To be sure, being simple has its advantages for a movement such as the #FeesMustFall movement. Simplicity is required if a movement’s message is to be assessable to the masses. It is pertinent to articulate demands in common-sense terms, such that the common person can understand and sympathize with them. Mass support, of the sort required to create and sustain a movement, may and often does depend on this.

But to be simple is not to completely jettison nuance. The consequences of jettisoning nuance may include, among other things, the complete corruption of the original goal of the movement.

For example, it is common knowledge that among the key short-term goals of the #FeesMustFall student movement is a 0% increment in tuition fees for 2017 (and, I hope, beyond). In the way this demand is stated, and in the actions often taken to pass the message across, the #FeesMustFall movement has been vehement and insistent on its unwillingness to compromise with this demand (and I do not believe it should compromise).

However, framing their demands in such uncompromising and stand-offish manner makes it difficult, especially in terms of the political visuals, to accept anything other than an explicit concession by the government in exactly and explicitly those very terms in which the demands are made. In order words, framing the demands in this way makes it politically unpalatable for the leaders of the #FeesMustFall movement to accept anything other than an explicit statement of 0% increment in tuition from government.

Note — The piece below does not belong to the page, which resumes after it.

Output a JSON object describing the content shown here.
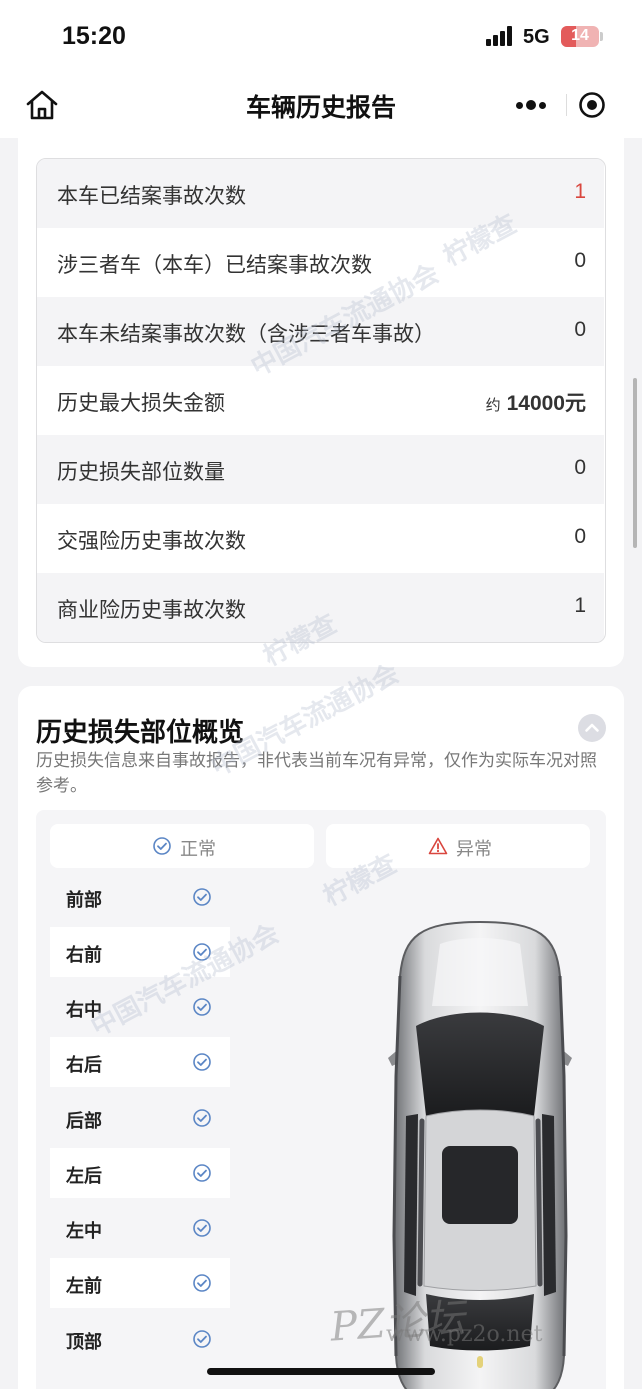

This allows us to make sense of the reaction to Higher Education MEC Blade Nzimande’s announcement that the government will allow universities to increase tuition by no more than 8%. On its face, this is a loss for the movement, hence we can make sense of statements by the deputy president of WITS University SRC, Motheo Brody, that “Nzimande’s suggestion is not acceptable,” and Sunshine Myende, the deputy president of UKZN SRC, that “from the beginning of our protests, we were clear that we do not want any increase. The fee increment is our main issue.”  

However, if one reads the fine-prints of Nzimande’s announcement, one is apt to find that the students have effectively achieved their goal. In the fine-print of the new policy, Nzimande pledged to increase allocations for government bursaries such as NSFRS, as well as make funds available to help students from “the missing middle,” such that they would effectively be no tuition increases for students from both groups. 

My assessment is that students continue to protest probably because leaders of #FeeMustFall movement cannot be seen as accepting a compromise, or in effect, an apparent compromise, when in fact they would not be compromising at all. Being seen as compromising on the movements demands can incur significant political costs at SRC elections. But this only looks like a compromise precisely because of the way the demands were articulated. Hence I suggest that demands for the movement be more carefully and creatively crafted. To be too stand-offish, even in the statement of demands, is to severely limit what can be accepted as a solution to the problems the movement has set out to tackle.

Meanwhile, the consequence of this situation is that, with continuing protests all over the country, the #FeesMustFall now seems to be protesting to spare well-off parents from increments in tuition, since they are the only ones any increases in Nzimande’s announcement actually applies to. This, as I said earlier, entails in effect, a co-opting, albeit a seemingly unconscious one, of a protest movement supposedly aimed at fighting for access to tertiary education for the poor and disadvantaged, toward the ends of the wealthy few. A more carefully and creatively stated set of demands might have avoided this.

Johnbosco Nwogbo is a graduate Student of Philosophy at the University Fort Hare, East London.